We will see if we get closer to ZIRP this afternoon, but the suggestion that "Quantitative easing" may be on the cards i.e. giving us cash in the form of notes shows just how dire things really are.Mugabe is the latest genius to try this, and, although there have been several other imitators over the years, the great German inflation in the '20s remains so seared into the Volk that it's unlikely they will ever stray from financial orthodoxy again.Of course the " Geschaftswunder " of the '60s and '70s was predicated on a 2% growth in monetary aggregates and SAVINGS. Arguably, this was such a successful period that it's benefits are still being felt today, rather as the Thatcher & Major periods gave Brown his lucky streak, according to Tony Blair.
Our feckless leaders, of course, are working in exactly the opposite direction, which means in the end there won't be an early resolution.

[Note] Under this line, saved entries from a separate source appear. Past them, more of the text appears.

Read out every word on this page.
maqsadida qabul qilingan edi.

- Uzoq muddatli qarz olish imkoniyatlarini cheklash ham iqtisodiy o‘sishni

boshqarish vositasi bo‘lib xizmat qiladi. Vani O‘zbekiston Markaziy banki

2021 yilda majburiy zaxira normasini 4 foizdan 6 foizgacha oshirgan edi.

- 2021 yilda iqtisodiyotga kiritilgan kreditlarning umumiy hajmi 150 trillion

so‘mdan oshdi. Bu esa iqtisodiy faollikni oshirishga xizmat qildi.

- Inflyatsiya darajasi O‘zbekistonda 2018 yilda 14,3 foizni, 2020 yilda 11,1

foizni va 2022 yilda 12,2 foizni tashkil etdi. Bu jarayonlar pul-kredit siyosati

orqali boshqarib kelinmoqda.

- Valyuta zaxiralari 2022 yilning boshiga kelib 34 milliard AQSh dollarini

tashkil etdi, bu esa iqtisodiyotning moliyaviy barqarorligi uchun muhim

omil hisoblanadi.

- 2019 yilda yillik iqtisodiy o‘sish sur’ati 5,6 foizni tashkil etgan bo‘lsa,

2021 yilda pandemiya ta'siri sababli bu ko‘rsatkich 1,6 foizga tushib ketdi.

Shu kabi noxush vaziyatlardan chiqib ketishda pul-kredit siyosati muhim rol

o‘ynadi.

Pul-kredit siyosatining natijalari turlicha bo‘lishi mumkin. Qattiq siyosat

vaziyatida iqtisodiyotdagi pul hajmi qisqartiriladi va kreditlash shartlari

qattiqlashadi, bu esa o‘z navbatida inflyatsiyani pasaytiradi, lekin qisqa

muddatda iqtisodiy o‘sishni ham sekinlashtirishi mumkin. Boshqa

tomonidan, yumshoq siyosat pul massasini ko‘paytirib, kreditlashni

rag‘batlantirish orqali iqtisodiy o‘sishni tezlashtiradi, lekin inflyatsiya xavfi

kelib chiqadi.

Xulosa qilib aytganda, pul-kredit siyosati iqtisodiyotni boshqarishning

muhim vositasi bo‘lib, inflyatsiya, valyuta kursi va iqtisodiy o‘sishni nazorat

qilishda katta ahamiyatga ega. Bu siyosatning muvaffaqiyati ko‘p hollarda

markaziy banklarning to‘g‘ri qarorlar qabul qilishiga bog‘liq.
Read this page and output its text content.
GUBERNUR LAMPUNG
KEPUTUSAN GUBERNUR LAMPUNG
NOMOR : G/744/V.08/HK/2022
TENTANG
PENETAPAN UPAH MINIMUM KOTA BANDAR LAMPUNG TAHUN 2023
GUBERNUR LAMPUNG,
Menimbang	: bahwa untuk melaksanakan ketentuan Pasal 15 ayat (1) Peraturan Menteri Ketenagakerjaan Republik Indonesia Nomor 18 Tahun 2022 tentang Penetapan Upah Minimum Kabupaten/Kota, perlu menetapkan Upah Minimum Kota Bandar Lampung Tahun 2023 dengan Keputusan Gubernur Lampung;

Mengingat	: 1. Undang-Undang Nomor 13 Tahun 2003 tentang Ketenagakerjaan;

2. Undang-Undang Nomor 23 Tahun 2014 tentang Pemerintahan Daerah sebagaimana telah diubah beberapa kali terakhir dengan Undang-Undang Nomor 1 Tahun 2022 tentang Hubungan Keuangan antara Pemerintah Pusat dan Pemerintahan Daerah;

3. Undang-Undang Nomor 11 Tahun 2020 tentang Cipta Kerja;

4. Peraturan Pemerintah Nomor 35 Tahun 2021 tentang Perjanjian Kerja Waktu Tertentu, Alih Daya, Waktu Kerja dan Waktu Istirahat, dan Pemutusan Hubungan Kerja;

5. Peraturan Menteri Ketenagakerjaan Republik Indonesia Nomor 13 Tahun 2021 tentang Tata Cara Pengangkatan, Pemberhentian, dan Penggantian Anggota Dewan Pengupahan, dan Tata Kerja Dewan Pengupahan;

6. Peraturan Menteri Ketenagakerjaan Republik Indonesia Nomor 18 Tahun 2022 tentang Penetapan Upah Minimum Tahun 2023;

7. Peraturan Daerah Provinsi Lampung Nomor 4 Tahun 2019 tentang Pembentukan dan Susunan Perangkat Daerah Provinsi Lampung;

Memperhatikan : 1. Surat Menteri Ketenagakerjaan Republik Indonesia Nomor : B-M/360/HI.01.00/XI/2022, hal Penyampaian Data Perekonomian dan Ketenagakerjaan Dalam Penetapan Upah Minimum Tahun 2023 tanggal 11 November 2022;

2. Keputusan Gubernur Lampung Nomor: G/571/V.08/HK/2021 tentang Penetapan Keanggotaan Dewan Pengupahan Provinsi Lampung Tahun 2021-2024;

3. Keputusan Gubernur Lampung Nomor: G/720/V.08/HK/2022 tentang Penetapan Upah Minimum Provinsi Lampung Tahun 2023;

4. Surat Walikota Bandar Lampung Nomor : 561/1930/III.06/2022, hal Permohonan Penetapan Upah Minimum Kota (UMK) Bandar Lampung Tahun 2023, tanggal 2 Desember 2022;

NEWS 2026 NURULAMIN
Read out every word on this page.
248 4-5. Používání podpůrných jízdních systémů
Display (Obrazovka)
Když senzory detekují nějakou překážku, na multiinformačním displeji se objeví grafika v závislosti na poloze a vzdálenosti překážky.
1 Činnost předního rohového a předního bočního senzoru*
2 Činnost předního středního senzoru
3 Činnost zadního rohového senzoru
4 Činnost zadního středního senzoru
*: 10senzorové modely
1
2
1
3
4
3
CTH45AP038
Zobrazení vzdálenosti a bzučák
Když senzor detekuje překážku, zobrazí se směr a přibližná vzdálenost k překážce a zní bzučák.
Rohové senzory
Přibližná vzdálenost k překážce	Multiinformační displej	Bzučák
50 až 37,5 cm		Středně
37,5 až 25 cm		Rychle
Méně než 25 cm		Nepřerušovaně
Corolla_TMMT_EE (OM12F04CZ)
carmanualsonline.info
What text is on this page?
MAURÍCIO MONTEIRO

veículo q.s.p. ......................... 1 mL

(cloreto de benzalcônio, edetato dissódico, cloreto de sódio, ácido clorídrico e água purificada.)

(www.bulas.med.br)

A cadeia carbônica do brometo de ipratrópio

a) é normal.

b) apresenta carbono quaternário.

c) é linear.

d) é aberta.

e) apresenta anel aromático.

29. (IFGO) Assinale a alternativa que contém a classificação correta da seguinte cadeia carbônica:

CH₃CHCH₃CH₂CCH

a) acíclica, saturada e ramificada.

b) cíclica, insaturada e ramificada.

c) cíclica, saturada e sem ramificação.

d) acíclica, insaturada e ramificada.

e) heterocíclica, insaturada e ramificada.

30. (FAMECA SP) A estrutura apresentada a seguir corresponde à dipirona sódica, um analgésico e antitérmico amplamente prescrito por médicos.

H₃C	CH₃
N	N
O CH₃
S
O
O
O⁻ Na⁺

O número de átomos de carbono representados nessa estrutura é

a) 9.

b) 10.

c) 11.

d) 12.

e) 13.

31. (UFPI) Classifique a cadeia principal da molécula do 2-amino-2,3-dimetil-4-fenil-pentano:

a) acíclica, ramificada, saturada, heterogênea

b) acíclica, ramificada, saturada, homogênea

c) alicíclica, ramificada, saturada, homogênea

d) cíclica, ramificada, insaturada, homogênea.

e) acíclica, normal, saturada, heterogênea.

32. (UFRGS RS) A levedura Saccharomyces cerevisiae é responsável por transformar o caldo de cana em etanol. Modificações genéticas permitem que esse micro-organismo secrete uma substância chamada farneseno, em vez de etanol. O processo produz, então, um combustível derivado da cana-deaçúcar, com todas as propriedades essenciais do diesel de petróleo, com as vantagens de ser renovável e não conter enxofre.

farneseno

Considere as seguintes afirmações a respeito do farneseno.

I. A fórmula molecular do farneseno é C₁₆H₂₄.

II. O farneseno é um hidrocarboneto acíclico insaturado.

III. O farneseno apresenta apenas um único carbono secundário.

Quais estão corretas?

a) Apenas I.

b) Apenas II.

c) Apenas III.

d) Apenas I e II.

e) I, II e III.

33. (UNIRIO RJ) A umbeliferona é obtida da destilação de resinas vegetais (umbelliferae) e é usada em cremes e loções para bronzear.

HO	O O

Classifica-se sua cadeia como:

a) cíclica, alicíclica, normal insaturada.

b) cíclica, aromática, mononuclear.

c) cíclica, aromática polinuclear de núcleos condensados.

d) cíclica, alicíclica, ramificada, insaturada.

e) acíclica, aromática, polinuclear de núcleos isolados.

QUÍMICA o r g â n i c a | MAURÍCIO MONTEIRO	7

There's a straw in the wind though. Property surveyors would appear to have started the year off well, with more instructions and some dead deals being revived. I'm not sure if this is an "early adopter" sign ( commentators have suggested this spring/summer will represent the start of the bottoming out) or just the post Christmas rush. No one ever does anything in December.
Fingers crossed.
PS
A friend confided in me that his girlfriend had texted him as follows:
" xercising on crosstrainer to get fit for hoi sex"
Intrigued, he enquiried if this had anything to do with hoi sin sauce - which he thought might be a) messy and b) interesting.
He was disappointed to learn it was a misspelling, and was meant to be HOL as in holiday sex.
As he said, he sincerely hoped he wouldn't have to wait that long....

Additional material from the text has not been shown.